More people are going back to sleeping under wool, says Bradford-based e-business, www.thewoolroom.com. As well as blankets, this new fleece of life for wool bedding (sorry, couldn't resist that) is from wool-stuffed duvets.

There are claims that wool makes for a better night's sleep, providing a more natural regulation of temperature and encouraging a deeper and more refreshing rest.

I've always been sympathetic to wool, on a kind of Wallace and Gromit, comfort-blanket level. It's aesthetically pleasing, in terms of the patterns and colours of blankets, and there's a tactile, nights-by-the-fire quality. I've got a collection of Foxford wool blankets, even though in practice I sleep under a quilt stuffed with something made from ducks and plastic.

I suppose I like the idea of wool, with its associations with nature and nurture. People have slept beneath wool blankets and on top of wool-stuffed mattresses for thousands of years. It seems so natural. And like so much about sleep, it's all about expectation. The welcoming bed, the crisp sheets, the warm blankets... it's a state of mind as much as a state of sleep.

Saturday 4 April 2009

Beauty sleep

Sleeping beauty, beauty sleep... there has always been a sultry side to sleep, something sensuous. There's an undeniable physical pleasure in lying back and stretching and getting ready to sleep.

An enticing bed is a form of seduction. It has its own irresistible come hither look. So it's no surprise to see the Daily Mail carrying a picture of Lisa Snowdon wearing a small sheet and a big smile. It's promoting a Body Beautiful Bed which promises to make gorgeously rested sleepers.

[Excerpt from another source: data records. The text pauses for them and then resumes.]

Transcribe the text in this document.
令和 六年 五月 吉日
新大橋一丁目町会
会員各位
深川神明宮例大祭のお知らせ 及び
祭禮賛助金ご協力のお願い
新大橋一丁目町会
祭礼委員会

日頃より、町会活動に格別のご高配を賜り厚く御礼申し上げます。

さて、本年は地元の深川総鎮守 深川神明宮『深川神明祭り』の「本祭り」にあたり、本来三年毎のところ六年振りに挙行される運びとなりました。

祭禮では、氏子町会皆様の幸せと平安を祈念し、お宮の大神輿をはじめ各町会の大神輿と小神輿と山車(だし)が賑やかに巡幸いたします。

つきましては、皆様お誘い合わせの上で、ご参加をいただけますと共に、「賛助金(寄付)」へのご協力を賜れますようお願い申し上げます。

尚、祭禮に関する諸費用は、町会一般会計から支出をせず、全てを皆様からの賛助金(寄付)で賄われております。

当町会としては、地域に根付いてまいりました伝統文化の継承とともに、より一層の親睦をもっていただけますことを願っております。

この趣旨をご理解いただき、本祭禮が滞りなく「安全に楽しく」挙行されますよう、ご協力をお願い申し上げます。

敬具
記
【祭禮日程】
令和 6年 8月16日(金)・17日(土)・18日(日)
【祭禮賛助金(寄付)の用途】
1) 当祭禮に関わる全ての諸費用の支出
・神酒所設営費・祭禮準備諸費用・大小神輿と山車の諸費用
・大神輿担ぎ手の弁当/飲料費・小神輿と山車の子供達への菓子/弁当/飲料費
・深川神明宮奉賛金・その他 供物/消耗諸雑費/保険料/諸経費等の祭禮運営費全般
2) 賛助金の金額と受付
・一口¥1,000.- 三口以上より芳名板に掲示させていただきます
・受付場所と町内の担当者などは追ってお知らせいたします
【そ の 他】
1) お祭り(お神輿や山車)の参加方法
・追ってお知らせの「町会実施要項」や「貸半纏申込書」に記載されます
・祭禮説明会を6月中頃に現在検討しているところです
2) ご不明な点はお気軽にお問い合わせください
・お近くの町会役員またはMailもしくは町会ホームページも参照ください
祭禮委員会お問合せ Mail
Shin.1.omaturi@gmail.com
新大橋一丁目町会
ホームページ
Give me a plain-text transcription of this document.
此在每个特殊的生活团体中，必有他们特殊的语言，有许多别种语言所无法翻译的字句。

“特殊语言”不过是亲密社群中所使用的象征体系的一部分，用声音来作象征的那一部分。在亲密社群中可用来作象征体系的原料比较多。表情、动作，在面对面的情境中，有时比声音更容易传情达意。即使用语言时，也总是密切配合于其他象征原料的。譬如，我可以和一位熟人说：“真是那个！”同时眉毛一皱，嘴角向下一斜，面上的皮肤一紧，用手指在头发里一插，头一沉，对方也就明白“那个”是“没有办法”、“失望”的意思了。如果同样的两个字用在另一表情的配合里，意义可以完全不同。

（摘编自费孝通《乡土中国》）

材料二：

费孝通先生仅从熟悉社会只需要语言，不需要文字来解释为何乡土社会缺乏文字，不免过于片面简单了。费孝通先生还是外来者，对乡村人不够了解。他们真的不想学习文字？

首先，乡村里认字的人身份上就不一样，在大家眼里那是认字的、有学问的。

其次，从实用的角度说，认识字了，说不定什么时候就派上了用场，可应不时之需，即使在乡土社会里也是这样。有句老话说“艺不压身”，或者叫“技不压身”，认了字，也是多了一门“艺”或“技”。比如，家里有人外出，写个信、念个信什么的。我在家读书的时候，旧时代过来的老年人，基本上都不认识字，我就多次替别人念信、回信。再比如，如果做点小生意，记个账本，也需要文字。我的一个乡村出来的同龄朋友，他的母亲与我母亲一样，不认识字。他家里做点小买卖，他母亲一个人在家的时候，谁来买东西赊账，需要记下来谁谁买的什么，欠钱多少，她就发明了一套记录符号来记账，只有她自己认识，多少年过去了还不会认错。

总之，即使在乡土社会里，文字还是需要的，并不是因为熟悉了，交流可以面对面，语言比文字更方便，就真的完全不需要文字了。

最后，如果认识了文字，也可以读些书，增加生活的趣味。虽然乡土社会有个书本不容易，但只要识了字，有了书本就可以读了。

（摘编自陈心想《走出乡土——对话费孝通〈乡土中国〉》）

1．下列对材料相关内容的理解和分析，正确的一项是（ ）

It's not that much of a leap from news to folk stories, they all draw from the same well, they all appeal to the same ancient instincts of fear, greed, curiosity and dreams. A princess asleep in a skyscraper of beds is a fairytale, enchanted sleeps are a staple of classic myths, and women being made beautiful by the beds they sleep in... that's news.

Thursday 2 April 2009

De-cluttering the brain

It's always reassuring when scientists use descriptions that actually sound like something I've experienced. So when researchers at the University of Wisconsin describe the lack of sleep as like "feeling that your brain is full of wool", they have my full attention. I have been that wool head.

Sleep creates the space needed for learning new information, they describe it as "spring cleaning" the brain so that there is a nice tidy place to put new things. Without sufficient sleep, the information received by the brain today is competing with the noise and clutter from yesterday. The brain, without sleep, is in no fit state to learn anything new.

The sleepless brain is the desk where you can't find anything. Sleep de-clutters the brain. Sleep makes the path for learning.